C’est notamment le cas du Dr Pierre Souvet, cardiologue et président de l’ASEF (Association Santé Environnement France). Coordinateur de l’ouvrage ”Anti-toxique, le guide des polluants cachés”, publié ce mardi 8 avril, il tire une nouvelle fois la sonnette d’alarme en appelant à la prise en compte, enfin, de cette bombe sanitaire dont les répercussions s’annoncent particulièrement préoccupantes.

Le cadmium est l’un des polluants cachés que vous dénoncez dans votre ouvrage : pourquoi est-il si dangereux ?

Le Dr Pierre Souvet, cardiologue à Marignane et président de l'Association Santé Environnement France.
Le Dr Pierre Souvet, président de l’ASEF. © Ma Santé

Le cadmium est un métal lourd cancérogène qui n’a aucune utilité pour notre organisme, contrairement au fer, au calcium ou au cuivre. Dès 2021, Santé publique France a révélé que les Français étaient beaucoup plus contaminés que dix ans auparavant, jusqu’à deux fois plus.
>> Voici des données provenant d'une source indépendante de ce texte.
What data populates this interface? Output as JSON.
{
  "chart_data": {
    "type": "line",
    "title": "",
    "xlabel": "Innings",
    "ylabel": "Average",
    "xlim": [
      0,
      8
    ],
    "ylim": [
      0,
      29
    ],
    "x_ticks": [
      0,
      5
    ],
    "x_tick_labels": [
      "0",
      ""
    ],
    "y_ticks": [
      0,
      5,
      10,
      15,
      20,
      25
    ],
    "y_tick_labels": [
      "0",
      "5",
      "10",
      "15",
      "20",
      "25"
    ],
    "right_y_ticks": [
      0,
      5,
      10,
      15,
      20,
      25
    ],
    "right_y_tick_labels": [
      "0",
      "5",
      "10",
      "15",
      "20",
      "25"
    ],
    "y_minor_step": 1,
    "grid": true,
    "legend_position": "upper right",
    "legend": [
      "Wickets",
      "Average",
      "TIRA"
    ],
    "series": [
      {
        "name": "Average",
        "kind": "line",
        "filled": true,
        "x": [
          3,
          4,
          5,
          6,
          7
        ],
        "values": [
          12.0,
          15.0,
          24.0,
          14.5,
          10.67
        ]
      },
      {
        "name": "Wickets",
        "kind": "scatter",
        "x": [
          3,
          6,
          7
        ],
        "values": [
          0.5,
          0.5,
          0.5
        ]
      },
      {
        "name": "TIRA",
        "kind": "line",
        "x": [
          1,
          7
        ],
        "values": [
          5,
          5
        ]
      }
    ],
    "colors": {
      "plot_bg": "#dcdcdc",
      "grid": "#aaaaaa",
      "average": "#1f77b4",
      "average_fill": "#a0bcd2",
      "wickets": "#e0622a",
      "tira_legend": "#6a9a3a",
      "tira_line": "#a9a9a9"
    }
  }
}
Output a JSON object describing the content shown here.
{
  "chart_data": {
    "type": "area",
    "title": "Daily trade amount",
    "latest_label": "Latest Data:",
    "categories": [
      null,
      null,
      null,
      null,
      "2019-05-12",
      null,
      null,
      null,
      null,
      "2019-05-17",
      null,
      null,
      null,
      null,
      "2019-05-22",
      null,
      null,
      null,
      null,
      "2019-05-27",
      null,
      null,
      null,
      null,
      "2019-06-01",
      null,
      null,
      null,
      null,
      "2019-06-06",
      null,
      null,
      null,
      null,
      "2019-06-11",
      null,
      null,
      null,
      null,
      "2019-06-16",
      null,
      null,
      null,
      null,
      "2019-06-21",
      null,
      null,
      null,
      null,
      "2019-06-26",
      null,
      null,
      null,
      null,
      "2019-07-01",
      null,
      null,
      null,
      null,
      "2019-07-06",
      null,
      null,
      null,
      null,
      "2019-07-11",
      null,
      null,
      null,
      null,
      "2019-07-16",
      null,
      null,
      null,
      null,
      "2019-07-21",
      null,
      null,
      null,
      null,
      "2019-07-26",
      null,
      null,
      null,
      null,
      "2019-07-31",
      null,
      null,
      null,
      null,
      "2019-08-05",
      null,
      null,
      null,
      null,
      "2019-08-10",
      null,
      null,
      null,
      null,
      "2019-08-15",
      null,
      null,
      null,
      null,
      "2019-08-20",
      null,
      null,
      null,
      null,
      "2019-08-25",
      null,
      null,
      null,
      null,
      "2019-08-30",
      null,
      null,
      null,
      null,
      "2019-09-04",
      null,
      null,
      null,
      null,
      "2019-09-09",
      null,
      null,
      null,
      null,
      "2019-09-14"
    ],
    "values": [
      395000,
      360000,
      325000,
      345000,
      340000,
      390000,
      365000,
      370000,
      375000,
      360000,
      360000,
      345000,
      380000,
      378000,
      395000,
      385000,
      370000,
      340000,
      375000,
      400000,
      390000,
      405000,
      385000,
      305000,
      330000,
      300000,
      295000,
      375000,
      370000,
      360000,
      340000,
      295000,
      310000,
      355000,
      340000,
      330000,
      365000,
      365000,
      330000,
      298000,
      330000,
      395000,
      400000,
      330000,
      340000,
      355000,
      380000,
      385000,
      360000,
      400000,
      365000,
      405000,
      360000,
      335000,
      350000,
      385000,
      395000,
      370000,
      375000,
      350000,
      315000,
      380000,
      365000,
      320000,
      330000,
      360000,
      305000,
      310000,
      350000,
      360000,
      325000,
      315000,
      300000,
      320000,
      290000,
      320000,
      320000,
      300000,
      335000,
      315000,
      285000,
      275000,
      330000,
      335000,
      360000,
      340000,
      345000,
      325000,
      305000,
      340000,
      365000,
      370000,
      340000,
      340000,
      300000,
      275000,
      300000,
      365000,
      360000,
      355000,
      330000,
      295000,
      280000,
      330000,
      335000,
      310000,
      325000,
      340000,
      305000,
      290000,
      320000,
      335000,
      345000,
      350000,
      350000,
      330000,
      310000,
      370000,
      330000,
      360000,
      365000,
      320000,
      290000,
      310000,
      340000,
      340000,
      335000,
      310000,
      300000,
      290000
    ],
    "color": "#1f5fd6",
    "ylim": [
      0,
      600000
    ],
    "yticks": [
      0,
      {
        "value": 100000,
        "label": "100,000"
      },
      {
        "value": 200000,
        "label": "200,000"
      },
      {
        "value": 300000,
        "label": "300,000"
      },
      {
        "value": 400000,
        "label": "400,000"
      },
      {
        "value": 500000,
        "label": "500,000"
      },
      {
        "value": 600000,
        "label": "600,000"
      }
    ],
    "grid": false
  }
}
Il existe 17 900 articles scientifiques qui détaillent la toxicité de ce métal ! Et tous disent que nous sommes face à un problème majeur de santé publique. La France est surcontaminée, nos enfants sont surcontaminés. C’est un enjeu national.

Quelles sont les conséquences de cette toxicité du cadmium pour la santé ?

Le premier problème du cadmium, c’est qu’il est multi-pathologique. Il engendre des pathologies au cerveau, aux os, au système cardiovasculaire, au rein, au foie, au pancréas.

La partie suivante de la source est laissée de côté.